The Picky Eater: Dr. Tea serves up no-calorie treats
Jolene Thym
Staff writer
May 13, 2008
YESTERDAY I HAD a cup of orange sherbet followed by some chocolate cream pie. Today I'm sipping a mint julep, eyeing the gingerbread and planning to dig into the apple pie in the next hour. And yes, I can still button my pants — and breathe — because all of these treats are calorie-free, thanks to some guy named Dr. Tea.
The good doctor is not a magician. He's not even a real doctor. He's a class-A tea-tweaker from Hollywood who dreamed up the idea of pumping the flavors of hideously caloric, fattening things into all kinds of tea to make Dr. Tea's Craving Teas.
I don't know that these teas would stop me from eating the real thing if it were within reach, but they taste good and I love the idea of having piles of treats scattered across my desk.
The only beef I have with these Craving teas is the packaging. All of the teas — whether it's blueberry pie or caramel — come in boring orange and white packages. The teas are $5 for a sampler of 12 teas. To order, contact 800-288-4372 or www.teagarden.com .
FORK IT OVER: When it's 7:22 p.m. on a weeknight and I'm just opening the fridge to survey the dinner options, you can be sure of two things: A) I'm hungry, and B) Dinner had better be quick. Most of the time, that means microwaved potatoes, pasta with bottled sauce or veggies on rice. But last week, Cube Artisan Foods came to the rescue with a three-course gourmet meal that went from the freezer to the table in 6 minutes flat. We started with a small bowl of creamy, spicy Velvet Tomato Soup that was better than good. Next up was a smooth, slightly sweet kabocha squash soup that's only 90 calories per serving (the creamy tomato is 180). Good, but I liked the tomato better.

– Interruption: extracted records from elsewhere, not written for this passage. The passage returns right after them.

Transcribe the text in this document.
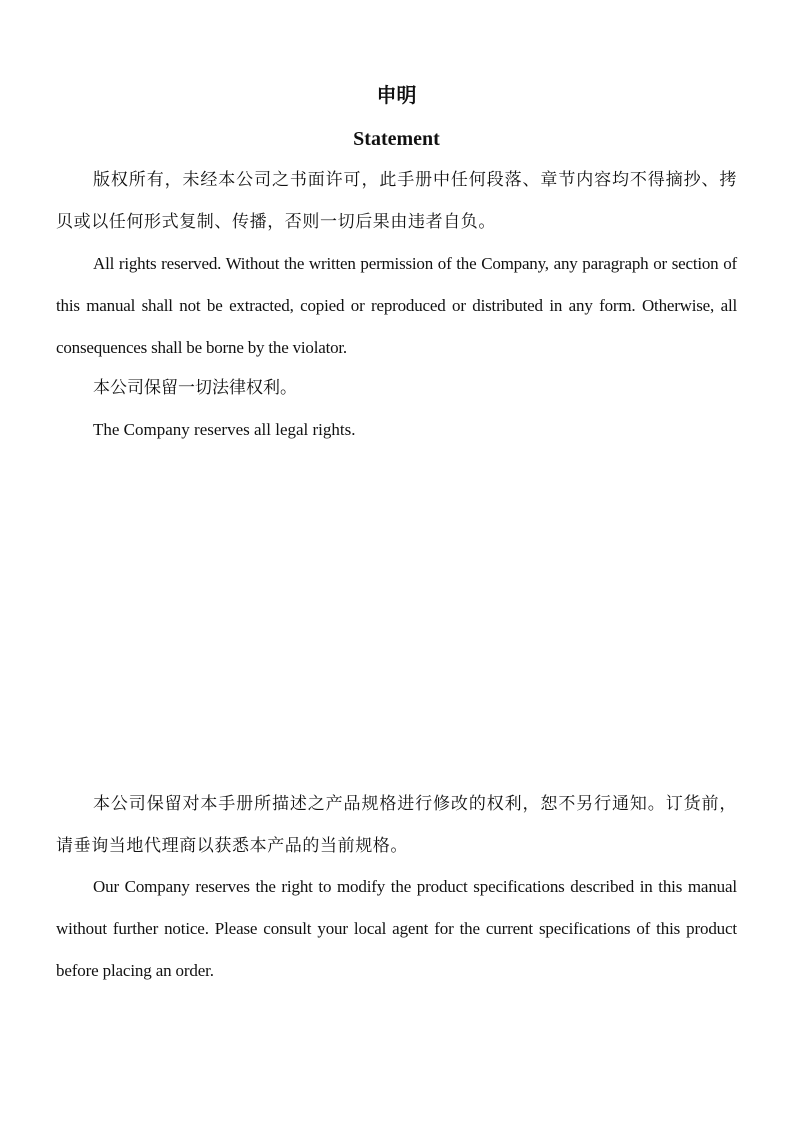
申明
Statement

版权所有，未经本公司之书面许可，此手册中任何段落、章节内容均不得摘抄、拷贝或以任何形式复制、传播，否则一切后果由违者自负。

All rights reserved. Without the written permission of the Company, any paragraph or section of this manual shall not be extracted, copied or reproduced or distributed in any form. Otherwise, all consequences shall be borne by the violator.

本公司保留一切法律权利。

The Company reserves all legal rights.

本公司保留对本手册所描述之产品规格进行修改的权利，恕不另行通知。订货前，请垂询当地代理商以获悉本产品的当前规格。

Our Company reserves the right to modify the product specifications described in this manual without further notice. Please consult your local agent for the current specifications of this product before placing an order.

The main dish was a spoonful of comforting four-cheese macaroni and cheese. It was good, if a little bland for my palate — I prefer mac and cheese kicked over the top with a little pecorino and feta. Last up was three-berry crisp, a barely sweet dessert that would have been perfect with a scoop of vanilla ice cream.
As I washed up the dishes, I couldn't resist going on the computer to find out a little more about Cube Artisan Foods. It turns out that Cube Artisan is a market and cafe in Los Angeles that decided it was time to package some of its menu favorites. The cafe gets extra credit for delivering flavor without resorting to fake, unhealthy ingredients. Other main dishes in the Cube lineup include two fish entrees and one beef. Their soups and entrees are $5.49 to $6.49. The cobbler is $6.99. Cube Artisan Foods can be found at Andronico's.
CHEESY SOLUTIONS: Since cheese is a natural hors d'oeuvre, when "Cheese Hors d'Oeuvres" ($12.95, Harvard Common Press) by Hallie Harron arrived on my desk, I wondered if it would be a bust, a book of recipes I've already tried and loved. I was half right. There are recipes for quesadillas, crostini and fondue. But the narrow book also contains a few treasures, like White Cheddar Gougeres, Parmesan Biscotti, and an Italian Cheese Torta with goat cheese, ricotta and sun-dried tomato that I expect will be part of my permanent repertoire.
PICKY OR ICKY? When Turtle Island Foods told me that they had three flavors of tempeh that they wanted me to try, I had an instant flashback to the last time I tried the stuff. One bite told me that I didn't like this food. At all. In fact, I so disliked the stuff that I remember getting up in the middle of the night and chucking it in the outside trash can. But that was years ago. Fast-forward to yesterday afternoon. I pull out a chunk of tempeh that I have sauteed on the stove and take a bite. The bite goes in — then bounces back out of my mouth instantly. The texture, the flavor, everything about it is just wrong.
Realizing that I am not fit to judge this product, I pass it to a vegetarian in the office who loves tempeh. His report: He didn't like the one I tried either; the others are not too bad. Turtle Island Tempeh is about $3 per 8-ounce package. It comes in three flavors: five grain, soy and spicy veggie (the one we didn't like). It can be found at Whole Foods and Trader Joe's.